Da qualche tempo a questa parte, il dibattito sulla privacy degli utenti è tornato a imporsi al centro delle discussioni pubbliche. Questo è avvenuto soprattutto a seguito di una serie di scandali che hanno interessato l’utenza, soprattutto quelli che hanno attirato maggiormente l’attenzione a livello mediatico, come lo scandalo di Cambridge Analytica.
Se fino a questo momento gli utenti non potevano dirsi totalmente sicuri di come fossero impiegati i propri dati da parte di chi li raccoglie per varie finalità (siti e social network), ad oggi questa domanda non ha ancor più trovato risposta. E la preoccupazione cresce soprattutto in relazione ad una serie di nuovi strumenti informatici utilizzati per aumentare le misure di sicurezza.
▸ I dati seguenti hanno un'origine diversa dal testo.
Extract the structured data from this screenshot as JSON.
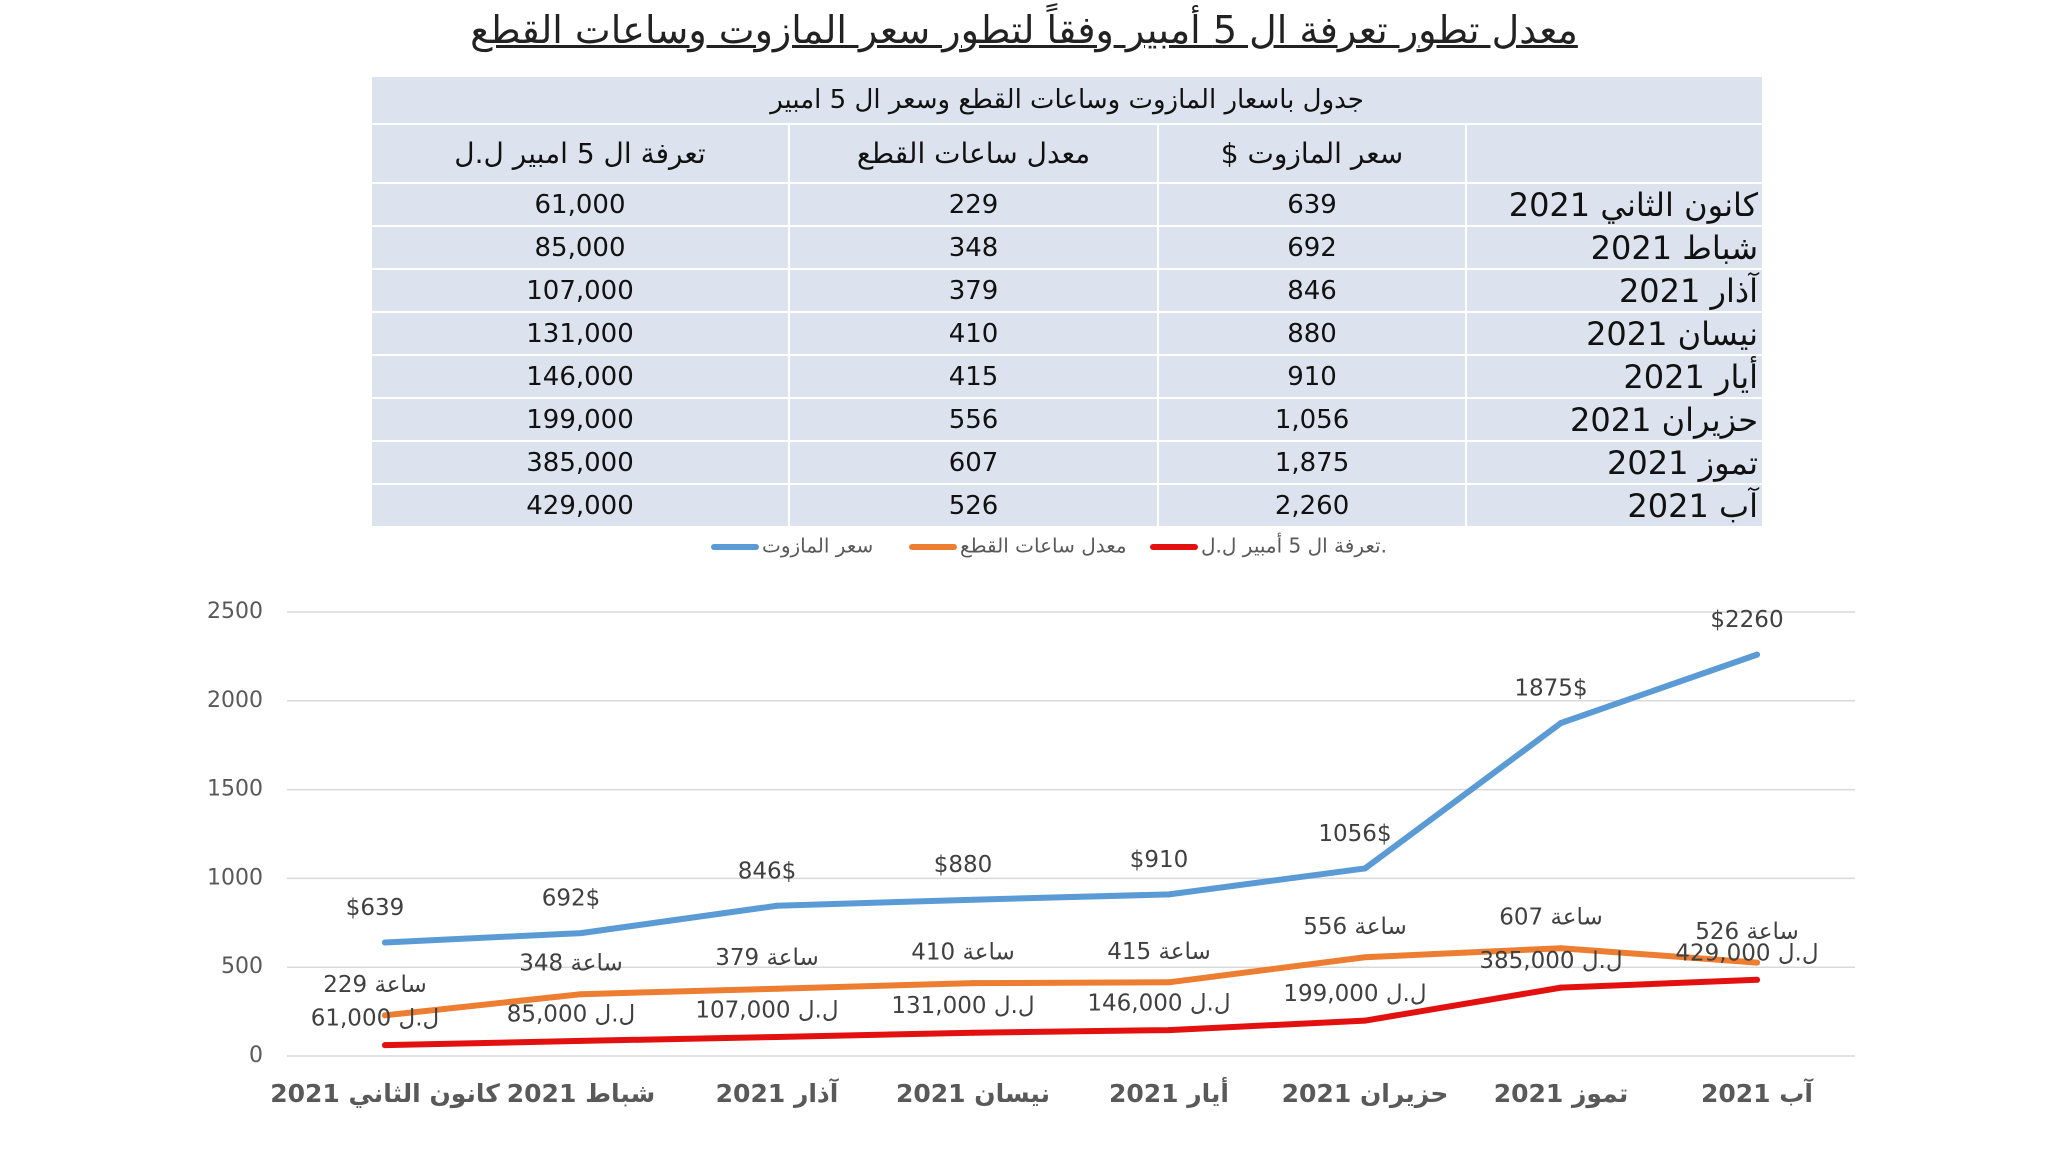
{
  "title": "معدل تطور تعرفة ال 5 أمبير وفقاً لتطور سعر المازوت وساعات القطع",
  "table": {
    "caption": "جدول باسعار المازوت وساعات القطع وسعر ال 5 امبير",
    "headers": [
      "سعر المازوت $",
      "معدل ساعات القطع",
      "تعرفة ال 5 امبير ل.ل"
    ],
    "rows": [
      [
        "كانون الثاني 2021",
        "639",
        "229",
        "61,000"
      ],
      [
        "شباط 2021",
        "692",
        "348",
        "85,000"
      ],
      [
        "آذار 2021",
        "846",
        "379",
        "107,000"
      ],
      [
        "نيسان 2021",
        "880",
        "410",
        "131,000"
      ],
      [
        "أيار 2021",
        "910",
        "415",
        "146,000"
      ],
      [
        "حزيران 2021",
        "1,056",
        "556",
        "199,000"
      ],
      [
        "تموز 2021",
        "1,875",
        "607",
        "385,000"
      ],
      [
        "آب 2021",
        "2,260",
        "526",
        "429,000"
      ]
    ]
  },
  "chart_data": {
    "type": "line",
    "categories": [
      "كانون الثاني 2021",
      "شباط 2021",
      "آذار 2021",
      "نيسان 2021",
      "أيار 2021",
      "حزيران 2021",
      "تموز 2021",
      "آب 2021"
    ],
    "series": [
      {
        "name": "سعر المازوت",
        "color": "#5b9bd5",
        "values": [
          639,
          692,
          846,
          880,
          910,
          1056,
          1875,
          2260
        ],
        "value_labels": [
          "$639",
          "692$",
          "846$",
          "$880",
          "$910",
          "1056$",
          "1875$",
          "$2260"
        ]
      },
      {
        "name": "معدل ساعات القطع",
        "color": "#ed7d31",
        "values": [
          229,
          348,
          379,
          410,
          415,
          556,
          607,
          526
        ],
        "value_labels": [
          "229 ساعة",
          "348 ساعة",
          "379 ساعة",
          "410 ساعة",
          "415 ساعة",
          "556 ساعة",
          "607 ساعة",
          "526 ساعة"
        ]
      },
      {
        "name": "تعرفة ال 5 أمبير ل.ل.",
        "color": "#e31010",
        "values": [
          61,
          85,
          107,
          131,
          146,
          199,
          385,
          429
        ],
        "value_labels": [
          "ل.ل 61,000",
          "ل.ل 85,000",
          "ل.ل 107,000",
          "ل.ل 131,000",
          "ل.ل 146,000",
          "ل.ل 199,000",
          "ل.ل 385,000",
          "ل.ل 429,000"
        ]
      }
    ],
    "ylim": [
      0,
      2500
    ],
    "yticks": [
      0,
      500,
      1000,
      1500,
      2000,
      2500
    ],
    "grid": true,
    "legend": "top"
  }
}
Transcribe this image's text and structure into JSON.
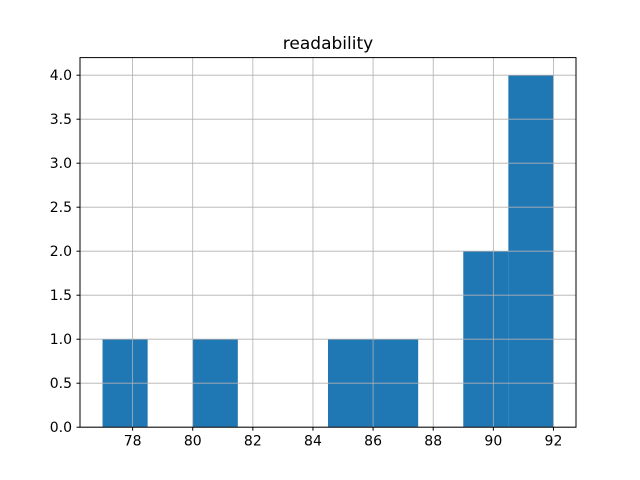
{
  "chart_data": {
    "type": "bar",
    "subtype": "histogram",
    "title": "readability",
    "xlabel": "",
    "ylabel": "",
    "bin_edges": [
      77,
      78.5,
      80,
      81.5,
      83,
      84.5,
      86,
      87.5,
      89,
      90.5,
      92
    ],
    "counts": [
      1,
      0,
      1,
      0,
      0,
      1,
      1,
      0,
      2,
      4
    ],
    "xticks": [
      78,
      80,
      82,
      84,
      86,
      88,
      90,
      92
    ],
    "xtick_labels": [
      "78",
      "80",
      "82",
      "84",
      "86",
      "88",
      "90",
      "92"
    ],
    "yticks": [
      0.0,
      0.5,
      1.0,
      1.5,
      2.0,
      2.5,
      3.0,
      3.5,
      4.0
    ],
    "ytick_labels": [
      "0.0",
      "0.5",
      "1.0",
      "1.5",
      "2.0",
      "2.5",
      "3.0",
      "3.5",
      "4.0"
    ],
    "xlim": [
      76.25,
      92.75
    ],
    "ylim": [
      0,
      4.2
    ],
    "grid": true,
    "grid_above_bars": true,
    "legend": false,
    "colors": {
      "bar": "#1f77b4",
      "grid": "#b0b0b0",
      "spine": "#000000",
      "background": "#ffffff",
      "text": "#000000"
    }
  }
}
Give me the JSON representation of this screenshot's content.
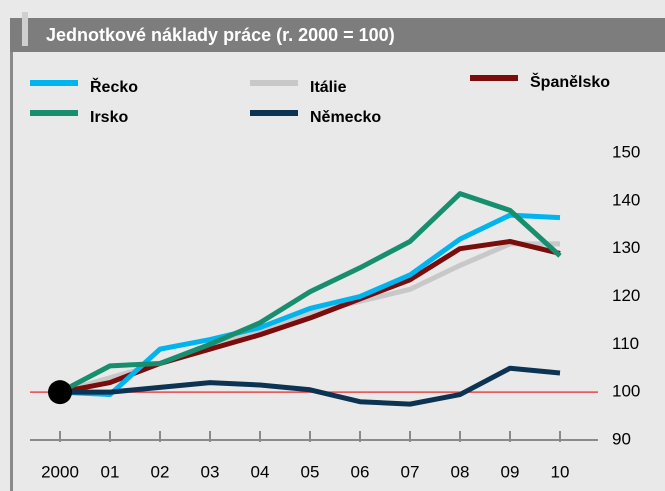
{
  "chart_data": {
    "type": "line",
    "title": "Jednotkové náklady práce (r. 2000 = 100)",
    "categories": [
      "2000",
      "01",
      "02",
      "03",
      "04",
      "05",
      "06",
      "07",
      "08",
      "09",
      "10"
    ],
    "series": [
      {
        "name": "Řecko",
        "color": "#00b4f0",
        "values": [
          100,
          99.5,
          109,
          111,
          113.5,
          117.5,
          120,
          124.5,
          132,
          137,
          136.5
        ]
      },
      {
        "name": "Irsko",
        "color": "#178f6e",
        "values": [
          100,
          105.5,
          106,
          110,
          114.5,
          121,
          126,
          131.5,
          141.5,
          138,
          128.5
        ]
      },
      {
        "name": "Itálie",
        "color": "#c8c8c8",
        "values": [
          100,
          103,
          106,
          110,
          113,
          116.5,
          119,
          121.5,
          126.5,
          131,
          131
        ]
      },
      {
        "name": "Německo",
        "color": "#0d3352",
        "values": [
          100,
          100,
          101,
          102,
          101.5,
          100.5,
          98,
          97.5,
          99.5,
          105,
          104
        ]
      },
      {
        "name": "Španělsko",
        "color": "#7a0c0c",
        "values": [
          100,
          102,
          106,
          109,
          112,
          115.5,
          119.5,
          123.5,
          130,
          131.5,
          129
        ]
      }
    ],
    "ylim": [
      90,
      150
    ],
    "yticks": [
      90,
      100,
      110,
      120,
      130,
      140,
      150
    ],
    "reference_line": 100,
    "reference_color": "#e8474c"
  }
}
Basti pensare alla CIE, la carta d’identità elettronica, di cui si parla da circa 15 anni ma che solamente ora ha trovato espressione e piena realizzazione. Il nuovo documento in formato digitale consentirà un maggior controllo anti-frode, determinando una più certa impossibilità nel falsificare la CI.
E questo è determinante, dal momento che il meccanismo di molte truffe si basa proprio sulla produzione di documenti falsi indistinguibili dagli originali, per perseguire intenti illegali.D’altra parte si è sempre discusso sul fatto che creare archivi digitali di dati così sensibili esponesse gli utenti ai rischi connessi appunto alla digitalizzazione di queste informazioni. Gli archivi in cui sono custoditi i dati, però, sono stati concepiti proprio per eludere qualsiasi tentativo di furto dati.
Inoltre, anche nella trasmissione da un ufficio amministrativo all’altro per la creazione di questa banca dati, la comunicazione è stata resa univoca è talmente sicura da non consentire uno stravaso di informazioni.